« Aucune idée » provient d’une amitié de longue date, celle qui unit Christoph Marthaler et son acteur fétiche, l’écossais Graham F. Valentine. Le premier imagine le second dans un palier d’immeuble au côtés du violiste Martin Zeller, tous deux rejoints par des voisins plus ou moins humanoïdes. En fait, le palier est surtout un espace mitoyen, un lieu des passages (qui n’est pas sans rappeler Walter Benjamin et Sokourov) : on ne différencie plus vraiment l’intérieur de l’extérieur, l’intériorité de l’extériorité. Qui est chez qui, qui est qui ?
Certes, au premier abord, le spectacle est un peu ringard : les dialogues absurdes entre Valentine et les voisins, les punchlines désuètes, les récitations à n’en plus finir… « Aucune idée » sent la naphtaline ; et à dessein : car la scénographie, les costumes, eux aussi, sont vétustes. Le palier lui-même est figé dans le temps, comme dans un roman de K. Dick. Les portes, elles, dissimulent un inconnu d’où émerge des relents du monde moderne (ainsi des publicités et des bibles à foison reçues dans la boîte aux lettres).
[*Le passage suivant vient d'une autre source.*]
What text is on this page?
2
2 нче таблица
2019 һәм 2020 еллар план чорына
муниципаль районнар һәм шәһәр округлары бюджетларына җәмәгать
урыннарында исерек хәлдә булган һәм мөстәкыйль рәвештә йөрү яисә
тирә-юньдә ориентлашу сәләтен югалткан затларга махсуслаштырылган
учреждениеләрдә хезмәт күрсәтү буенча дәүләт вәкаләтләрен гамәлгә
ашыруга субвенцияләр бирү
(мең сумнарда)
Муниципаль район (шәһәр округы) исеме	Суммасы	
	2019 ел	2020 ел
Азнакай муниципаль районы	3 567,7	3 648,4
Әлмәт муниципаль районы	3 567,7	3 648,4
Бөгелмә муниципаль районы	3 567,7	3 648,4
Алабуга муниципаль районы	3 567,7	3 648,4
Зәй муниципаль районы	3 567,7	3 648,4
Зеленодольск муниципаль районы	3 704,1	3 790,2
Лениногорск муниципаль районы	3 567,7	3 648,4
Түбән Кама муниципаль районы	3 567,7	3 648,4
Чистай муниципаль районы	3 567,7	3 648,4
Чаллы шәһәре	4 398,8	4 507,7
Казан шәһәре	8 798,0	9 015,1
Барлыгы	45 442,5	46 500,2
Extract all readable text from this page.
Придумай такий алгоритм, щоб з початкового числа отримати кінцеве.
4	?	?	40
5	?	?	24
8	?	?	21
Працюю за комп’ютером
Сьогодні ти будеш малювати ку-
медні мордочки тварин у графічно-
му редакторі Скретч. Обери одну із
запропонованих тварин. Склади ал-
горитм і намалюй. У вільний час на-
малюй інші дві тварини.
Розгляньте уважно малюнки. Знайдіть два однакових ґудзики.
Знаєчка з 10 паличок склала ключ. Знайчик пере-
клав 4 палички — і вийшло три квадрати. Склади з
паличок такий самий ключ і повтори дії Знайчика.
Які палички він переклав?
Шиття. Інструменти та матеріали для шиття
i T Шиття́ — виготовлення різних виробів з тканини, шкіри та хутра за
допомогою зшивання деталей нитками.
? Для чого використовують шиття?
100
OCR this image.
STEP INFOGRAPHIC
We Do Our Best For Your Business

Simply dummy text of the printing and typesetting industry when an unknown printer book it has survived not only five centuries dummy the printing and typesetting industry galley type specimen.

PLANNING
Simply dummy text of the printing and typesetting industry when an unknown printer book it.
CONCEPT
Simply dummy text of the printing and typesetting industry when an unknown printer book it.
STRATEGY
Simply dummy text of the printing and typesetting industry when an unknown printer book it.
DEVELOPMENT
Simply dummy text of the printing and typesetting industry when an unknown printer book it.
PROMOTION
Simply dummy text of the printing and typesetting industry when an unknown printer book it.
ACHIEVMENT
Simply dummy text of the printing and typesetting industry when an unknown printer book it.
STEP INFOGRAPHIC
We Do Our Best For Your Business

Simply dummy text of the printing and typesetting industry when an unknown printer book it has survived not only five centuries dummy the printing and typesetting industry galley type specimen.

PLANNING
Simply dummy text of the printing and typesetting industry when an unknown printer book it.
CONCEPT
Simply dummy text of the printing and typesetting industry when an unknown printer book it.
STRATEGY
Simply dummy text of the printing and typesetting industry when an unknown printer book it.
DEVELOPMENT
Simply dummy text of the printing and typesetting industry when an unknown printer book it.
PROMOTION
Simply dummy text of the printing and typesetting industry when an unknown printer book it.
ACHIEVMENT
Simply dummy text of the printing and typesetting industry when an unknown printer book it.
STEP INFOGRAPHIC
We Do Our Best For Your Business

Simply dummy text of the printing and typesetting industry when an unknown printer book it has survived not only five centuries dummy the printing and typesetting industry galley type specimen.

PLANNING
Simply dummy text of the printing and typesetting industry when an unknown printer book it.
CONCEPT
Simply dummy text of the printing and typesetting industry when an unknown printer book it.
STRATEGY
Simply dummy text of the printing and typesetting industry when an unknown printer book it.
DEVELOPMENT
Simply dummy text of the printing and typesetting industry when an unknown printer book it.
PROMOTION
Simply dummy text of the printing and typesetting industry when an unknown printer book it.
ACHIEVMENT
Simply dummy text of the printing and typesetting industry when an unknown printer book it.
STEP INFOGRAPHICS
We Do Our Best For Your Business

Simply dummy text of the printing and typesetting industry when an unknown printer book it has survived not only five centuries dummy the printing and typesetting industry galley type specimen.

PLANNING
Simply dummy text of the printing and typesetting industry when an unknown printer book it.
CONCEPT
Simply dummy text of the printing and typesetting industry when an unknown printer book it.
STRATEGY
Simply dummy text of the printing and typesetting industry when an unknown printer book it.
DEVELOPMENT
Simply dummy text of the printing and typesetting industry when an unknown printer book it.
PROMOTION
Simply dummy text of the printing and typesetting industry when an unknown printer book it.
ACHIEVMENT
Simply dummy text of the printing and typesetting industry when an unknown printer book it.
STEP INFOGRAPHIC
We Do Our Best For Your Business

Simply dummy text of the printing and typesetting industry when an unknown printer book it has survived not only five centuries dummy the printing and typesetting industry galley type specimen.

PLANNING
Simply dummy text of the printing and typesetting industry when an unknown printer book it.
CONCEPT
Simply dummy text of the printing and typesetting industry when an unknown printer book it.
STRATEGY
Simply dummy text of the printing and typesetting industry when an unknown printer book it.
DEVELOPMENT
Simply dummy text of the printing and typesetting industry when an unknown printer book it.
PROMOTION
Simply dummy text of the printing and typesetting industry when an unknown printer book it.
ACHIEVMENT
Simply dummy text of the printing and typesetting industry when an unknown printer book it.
À vrai dire, « Aucune idée » regorge d’idées, il prend la forme d’une enfilade de sketches (au sens courant et littéral – l’esquisse d’un moment). Pas de narration linéaire, ils s’en affranchissent : la dramaturgie est une simple couture entre eux, elle habille l’univers sans chercher à le rendre cohérent. Elle est atmosphérique : elle ne raconte pas vraiment, mais elle empreinte. Au spectateur, il faut se laisser bercer, car la désuétude n’a d’égal que la beauté — elle a de quoi enchanter celui qui passe à travers le brouillard du sens savamment aménagé par le metteur en scène. Car au fond, Marthaler poursuit son élégie aux amours qu’on lui connaît : répétitions à outrance, usage d’acteurs-musiciens et de musiciens-acteurs, humour irrévérencieux… Mais à son habitude, il demande d’aller par-delà l’hermétisme, par-delà l’ennui. C’est bien le principe de la répétition : au bout de quatre fois, elle devient pénible ; mais au bout de trente ? Une porte s’ouvre, on se laisse enivrer par une certaine qualité d’atmosphère. Peut-être qu’ « Aucune idée » n’est pas un grand Marthaler, mais peu importe : ce que permet le spectacle — la rêverie, l’extase — est beaucoup plus grand.